L’intervento riguarda in particolare l’APE sociale, la pensione anticipata per i lavoratori precoci, la pensione di vecchiaia e la pensione anticipata con disapplicazione dell’adeguamento ai requisiti legati alla speranza di vita. Si tratta quindi di un aggiornamento che ha impatto diretto sia sui lavoratori sia sulle imprese, chiamate a garantire una corretta classificazione delle mansioni nelle comunicazioni obbligatorie.

La nuova classificazione ISTAT delle professioni (CP2021), già adottata dall’Istituto statistico nazionale dal 2023 e recepita nelle comunicazioni UNILAV a partire da aprile 2025, sostituisce progressivamente il precedente impianto CP2011, attraverso apposite tabelle di raccordo.

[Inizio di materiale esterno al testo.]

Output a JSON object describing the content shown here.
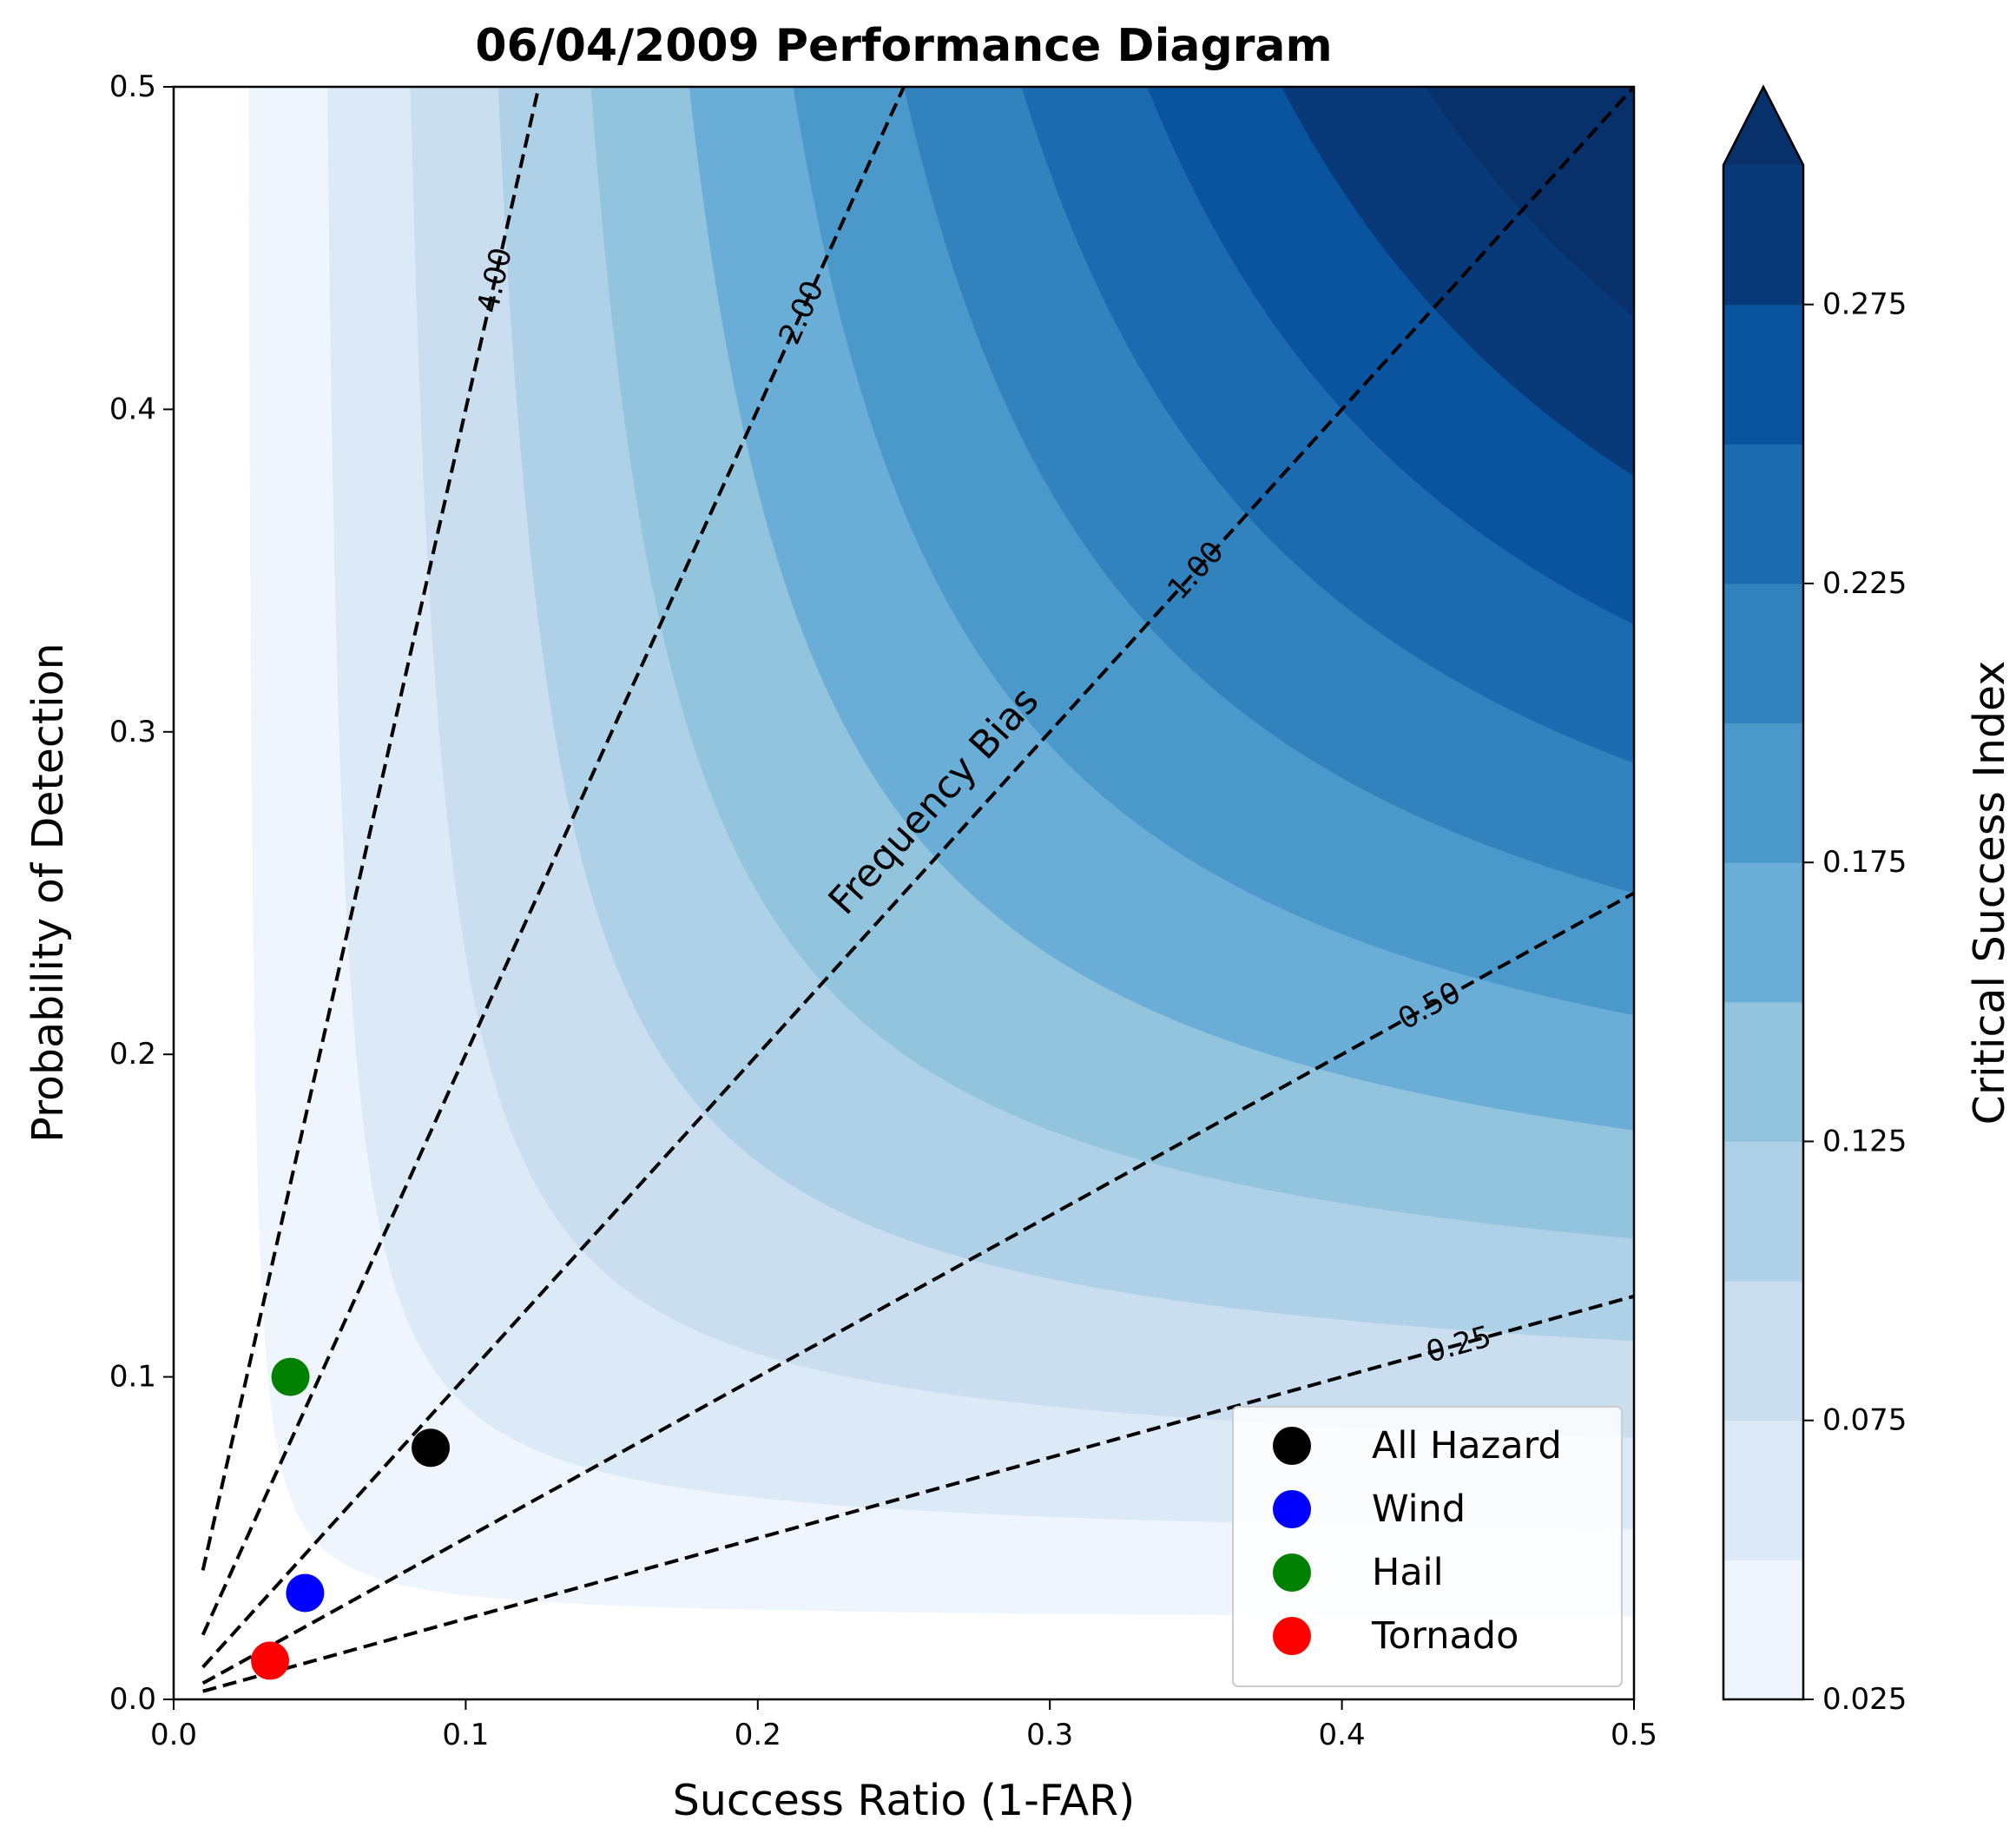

Il messaggio INPS chiarisce in particolare la corrispondenza tra alcune categorie professionali e i nuovi codici ISTAT. Gli “Addetti all’assistenza personale” risultano ora ricondotti al codice CP2021 5.5.2.3.0, con rilevanza per le prestazioni pensionistiche dei lavoratori precoci e per alcune tipologie di pensione anticipata. Le “Professioni qualificate nei servizi personali ed assimilati” vengono ricondotte al codice CP2021 5.5.2, con impatto sull’accesso all’APE sociale. Infine, gli “Operatori della cura estetica” sono ricondotti al codice CP2021 5.5.1, anch’essi rilevanti ai fini dell’APE sociale.

Per le imprese, l’elemento centrale riguarda la coerenza tra mansione effettiva e codice professionale indicato nelle comunicazioni obbligatorie, poiché tali dati vengono utilizzati dal Ministero del Lavoro per la verifica delle condizioni di accesso alle prestazioni, trasmesse successivamente all’INPS ai fini del riconoscimento.